En el final era el verbo
Como si fueran sombras de sombras que se
alejan las palabras,
humaredas errantes exhaladas por la boca
del viento,
así se me dispersan, se me pierden de vista
contra las puertas del silencio.
Son menos que las últimas borras de un
color, que un suspiro en la hierba;
fantasmas que ni siquiera se asemejan al
reflejo que fueron.
Entonces ¿no habrá nada que se mantenga en
su lugar
nada que se confunda con su nombre desde la
piel hasta los huesos?
Y yo que me cobijaba en las palabras como
en los pliegues de la revelación
o que fundaba mundos de visiones sin fondo
para sustituir los jardines
del edén
sobre las piedras del vocablo.
¿Y no he intentado acaso pronunciar hacia
atrás
todos los alfabetos de la muerte?
¿No era ese tu triunfo en las tinieblas,
poesía?
Cada palabra a imagen de otra luz, a
semejanza de otro abismo,
cada una con su cortejo de constelaciones,
con su nido de víboras,
pero dispuesta a tejer y a destejer desde
su propio costado el universo
y a prescindir de mí hasta el último nudo.

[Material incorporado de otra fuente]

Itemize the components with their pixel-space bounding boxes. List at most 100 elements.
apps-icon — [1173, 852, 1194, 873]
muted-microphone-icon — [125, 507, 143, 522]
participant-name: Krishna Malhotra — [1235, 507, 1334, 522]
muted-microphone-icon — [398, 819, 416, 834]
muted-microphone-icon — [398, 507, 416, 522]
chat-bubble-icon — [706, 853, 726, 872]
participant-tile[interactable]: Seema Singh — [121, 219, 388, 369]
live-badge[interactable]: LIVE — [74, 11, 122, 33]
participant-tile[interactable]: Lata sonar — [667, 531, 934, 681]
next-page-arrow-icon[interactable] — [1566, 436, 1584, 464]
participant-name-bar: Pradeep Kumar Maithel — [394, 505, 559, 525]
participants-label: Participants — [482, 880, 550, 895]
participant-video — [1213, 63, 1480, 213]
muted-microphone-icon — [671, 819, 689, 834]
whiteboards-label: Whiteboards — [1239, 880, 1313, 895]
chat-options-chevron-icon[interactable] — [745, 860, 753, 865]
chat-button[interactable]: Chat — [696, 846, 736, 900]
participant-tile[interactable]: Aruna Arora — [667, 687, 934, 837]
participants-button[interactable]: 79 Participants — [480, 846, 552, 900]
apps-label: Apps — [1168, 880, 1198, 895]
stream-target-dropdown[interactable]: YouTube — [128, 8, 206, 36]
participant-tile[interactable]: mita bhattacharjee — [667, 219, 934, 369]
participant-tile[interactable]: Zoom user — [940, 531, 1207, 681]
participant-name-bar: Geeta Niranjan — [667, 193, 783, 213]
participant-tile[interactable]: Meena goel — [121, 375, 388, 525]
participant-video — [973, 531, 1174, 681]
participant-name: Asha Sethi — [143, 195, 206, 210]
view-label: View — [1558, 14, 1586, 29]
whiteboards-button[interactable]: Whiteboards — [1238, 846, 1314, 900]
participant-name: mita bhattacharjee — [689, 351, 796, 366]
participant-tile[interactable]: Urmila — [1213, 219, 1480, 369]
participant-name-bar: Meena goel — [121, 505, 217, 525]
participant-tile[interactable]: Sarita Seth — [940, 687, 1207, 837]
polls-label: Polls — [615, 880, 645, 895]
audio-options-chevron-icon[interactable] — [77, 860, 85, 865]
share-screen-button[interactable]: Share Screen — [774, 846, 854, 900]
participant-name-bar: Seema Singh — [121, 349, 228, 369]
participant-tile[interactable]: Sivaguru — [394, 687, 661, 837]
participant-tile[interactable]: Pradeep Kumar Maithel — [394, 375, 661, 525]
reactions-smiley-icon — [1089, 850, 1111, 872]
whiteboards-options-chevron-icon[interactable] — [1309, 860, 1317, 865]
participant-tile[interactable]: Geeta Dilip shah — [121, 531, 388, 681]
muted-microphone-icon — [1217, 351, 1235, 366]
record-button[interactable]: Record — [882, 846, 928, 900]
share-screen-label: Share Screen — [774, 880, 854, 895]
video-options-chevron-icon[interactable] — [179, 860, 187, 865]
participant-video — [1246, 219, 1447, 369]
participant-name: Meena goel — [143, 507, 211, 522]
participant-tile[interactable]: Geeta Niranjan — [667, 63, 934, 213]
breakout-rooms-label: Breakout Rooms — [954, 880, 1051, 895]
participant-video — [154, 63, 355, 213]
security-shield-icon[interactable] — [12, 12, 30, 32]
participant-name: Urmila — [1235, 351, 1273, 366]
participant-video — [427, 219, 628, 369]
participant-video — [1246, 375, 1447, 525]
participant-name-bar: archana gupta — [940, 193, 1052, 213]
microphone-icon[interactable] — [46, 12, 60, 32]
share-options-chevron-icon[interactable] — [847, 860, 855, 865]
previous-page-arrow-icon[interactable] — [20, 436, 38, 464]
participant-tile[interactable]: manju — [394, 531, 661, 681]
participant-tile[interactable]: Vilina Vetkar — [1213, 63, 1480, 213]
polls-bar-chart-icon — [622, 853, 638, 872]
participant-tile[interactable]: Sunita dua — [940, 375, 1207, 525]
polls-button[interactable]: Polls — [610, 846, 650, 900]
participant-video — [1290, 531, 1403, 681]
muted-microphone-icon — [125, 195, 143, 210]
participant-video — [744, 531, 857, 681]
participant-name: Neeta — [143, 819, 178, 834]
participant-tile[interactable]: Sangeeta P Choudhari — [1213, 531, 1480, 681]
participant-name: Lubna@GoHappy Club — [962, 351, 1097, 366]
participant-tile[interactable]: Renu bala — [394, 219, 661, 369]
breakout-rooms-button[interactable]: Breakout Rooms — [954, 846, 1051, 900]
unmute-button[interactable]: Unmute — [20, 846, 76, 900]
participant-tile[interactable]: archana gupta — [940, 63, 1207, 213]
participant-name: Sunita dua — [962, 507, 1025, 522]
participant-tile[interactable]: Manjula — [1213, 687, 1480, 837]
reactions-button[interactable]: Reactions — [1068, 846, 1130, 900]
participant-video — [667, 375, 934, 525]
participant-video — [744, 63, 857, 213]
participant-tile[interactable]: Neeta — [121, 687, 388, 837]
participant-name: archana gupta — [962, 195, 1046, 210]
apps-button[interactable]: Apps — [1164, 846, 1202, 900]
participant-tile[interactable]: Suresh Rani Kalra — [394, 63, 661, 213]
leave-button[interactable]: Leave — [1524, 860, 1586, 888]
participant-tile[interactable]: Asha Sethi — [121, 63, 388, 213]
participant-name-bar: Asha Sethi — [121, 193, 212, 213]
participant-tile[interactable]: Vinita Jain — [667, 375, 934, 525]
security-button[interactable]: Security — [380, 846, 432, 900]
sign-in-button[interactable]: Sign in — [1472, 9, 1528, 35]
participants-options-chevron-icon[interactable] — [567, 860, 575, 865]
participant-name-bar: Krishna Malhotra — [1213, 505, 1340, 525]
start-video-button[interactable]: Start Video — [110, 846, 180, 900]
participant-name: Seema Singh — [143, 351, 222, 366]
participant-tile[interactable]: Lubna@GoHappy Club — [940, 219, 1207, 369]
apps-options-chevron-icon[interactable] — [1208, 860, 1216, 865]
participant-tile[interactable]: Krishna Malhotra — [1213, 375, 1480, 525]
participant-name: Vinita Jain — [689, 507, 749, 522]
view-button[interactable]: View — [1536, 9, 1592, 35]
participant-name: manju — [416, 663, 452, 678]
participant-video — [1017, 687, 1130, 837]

Extensiones sin límites plegadas bajo el
signo de un ala,
urdimbres como andrajos para dejar pasar el
soplo
alucinante de los dioses,
reversos donde el misterio se desnuda,
donde arroja uno a uno los sucesivos velos,
los sucesivos nombres,
sin alcanzar jamás el corazón cerrado de la
rosa.
Yo velaba incrustada en el ardiente hielo,
en la hoguera escarchada,
traduciendo relámpagos, desenhebrando
dinastías de voces,
bajo un código tan indescifrable como el de
las estrellas o el de las hormigas.
Miraba las palabras al trasluz.
Veía desfilar sus oscuras progenies hasta
el final del verbo.
Quería descubrir a Dios por transparencia.